Counselors these days are given a lot of training on how to handle the stresses, and how to recognize symptoms of secondary trauma in themselves, Anderson says. "That's why we check in with people" who are offering the counseling, to see how they are, she said. And "a part of our professional duty is preparing ourselves."
The toll it takes on counselors is a big reason there's plenty of attrition in the industry, the psychologists say.
And they've had times when they chose not to take part in counseling after certain events, because they knew they weren't up to it.
"I was tired or there were family crises going on that left me without enough reserves," Charlton says.
But for all the challenges, the experience -- amid tragedy and devastation -- is incredibly rewarding.
"I think it's important for everyone, not just professionals, to feel like they're contributing, helping the community heal from what has happened," says Anderson. "It's rewarding for everyone."
"If I was going to be a medical doctor, I'd be an E.R. doctor," adds Cappello, who has worked in disaster response for 20 years. "I like a lot of energy, I think I do well under pressure."
Whatever the perils of the profession, she says, the work is worth it. "If you have a skill you want to utilize it in a way that helps people. When they're having the worst day of their life and you're there to help them with that, that's a small personal price to pay."
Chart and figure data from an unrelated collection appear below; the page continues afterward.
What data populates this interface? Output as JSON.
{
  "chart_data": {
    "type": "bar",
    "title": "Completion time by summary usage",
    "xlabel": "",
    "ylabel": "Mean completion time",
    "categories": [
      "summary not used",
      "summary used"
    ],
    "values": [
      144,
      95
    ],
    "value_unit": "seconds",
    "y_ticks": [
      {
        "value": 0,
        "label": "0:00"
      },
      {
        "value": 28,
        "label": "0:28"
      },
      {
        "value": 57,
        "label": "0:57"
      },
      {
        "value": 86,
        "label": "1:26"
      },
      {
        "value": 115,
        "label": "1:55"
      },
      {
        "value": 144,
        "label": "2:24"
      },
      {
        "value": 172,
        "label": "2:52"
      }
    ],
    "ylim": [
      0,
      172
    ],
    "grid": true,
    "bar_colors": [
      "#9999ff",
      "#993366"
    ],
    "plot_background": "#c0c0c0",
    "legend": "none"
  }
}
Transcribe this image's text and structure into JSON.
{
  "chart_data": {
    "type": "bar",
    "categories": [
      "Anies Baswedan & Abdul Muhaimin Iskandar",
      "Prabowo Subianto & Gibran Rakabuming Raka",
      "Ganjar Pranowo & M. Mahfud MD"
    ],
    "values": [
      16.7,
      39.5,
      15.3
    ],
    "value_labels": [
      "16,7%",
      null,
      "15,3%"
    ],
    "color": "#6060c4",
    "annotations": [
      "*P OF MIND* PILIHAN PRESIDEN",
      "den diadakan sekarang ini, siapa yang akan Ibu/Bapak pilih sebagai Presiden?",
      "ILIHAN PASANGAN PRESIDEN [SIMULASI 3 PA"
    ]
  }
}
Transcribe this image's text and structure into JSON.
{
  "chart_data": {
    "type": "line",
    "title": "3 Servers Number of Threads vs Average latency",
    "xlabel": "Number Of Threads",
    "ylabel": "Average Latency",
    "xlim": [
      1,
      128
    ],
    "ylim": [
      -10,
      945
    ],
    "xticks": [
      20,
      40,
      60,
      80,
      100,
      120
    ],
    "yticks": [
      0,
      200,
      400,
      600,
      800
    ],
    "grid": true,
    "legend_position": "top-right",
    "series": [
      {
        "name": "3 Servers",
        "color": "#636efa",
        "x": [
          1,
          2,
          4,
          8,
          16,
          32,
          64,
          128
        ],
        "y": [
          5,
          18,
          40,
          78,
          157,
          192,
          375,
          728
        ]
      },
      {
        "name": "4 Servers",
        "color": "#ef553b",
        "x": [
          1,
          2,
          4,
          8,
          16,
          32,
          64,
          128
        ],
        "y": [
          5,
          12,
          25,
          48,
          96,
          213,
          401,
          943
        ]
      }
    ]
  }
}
For now, they're focused on helping the community of Aurora move on.
The goal for initial disaster counseling is to help people have "a little less pain at that point," says Charlton.
"People have a little more peace, a little more normalcy than before they chatted with us," says Anderson.
The result can be enormous.
About 80% of those who seek this kind of help often have a "spontaneous recovery," Charlton says.
That doesn't mean they suddenly feel fine -- it means the counseling can help steer people in a direction away from developing Post-Traumatic Stress Disorder. They will go through the normal grief process and think about the events for a long time, but then will move on.
"Most people are resilient," says Charlton, who has been working in disaster response since 1988 and helped people after the Columbine massacre, as well as evacuees from Hurricane Katrina. "Our job in disaster response is to help them find their resilience."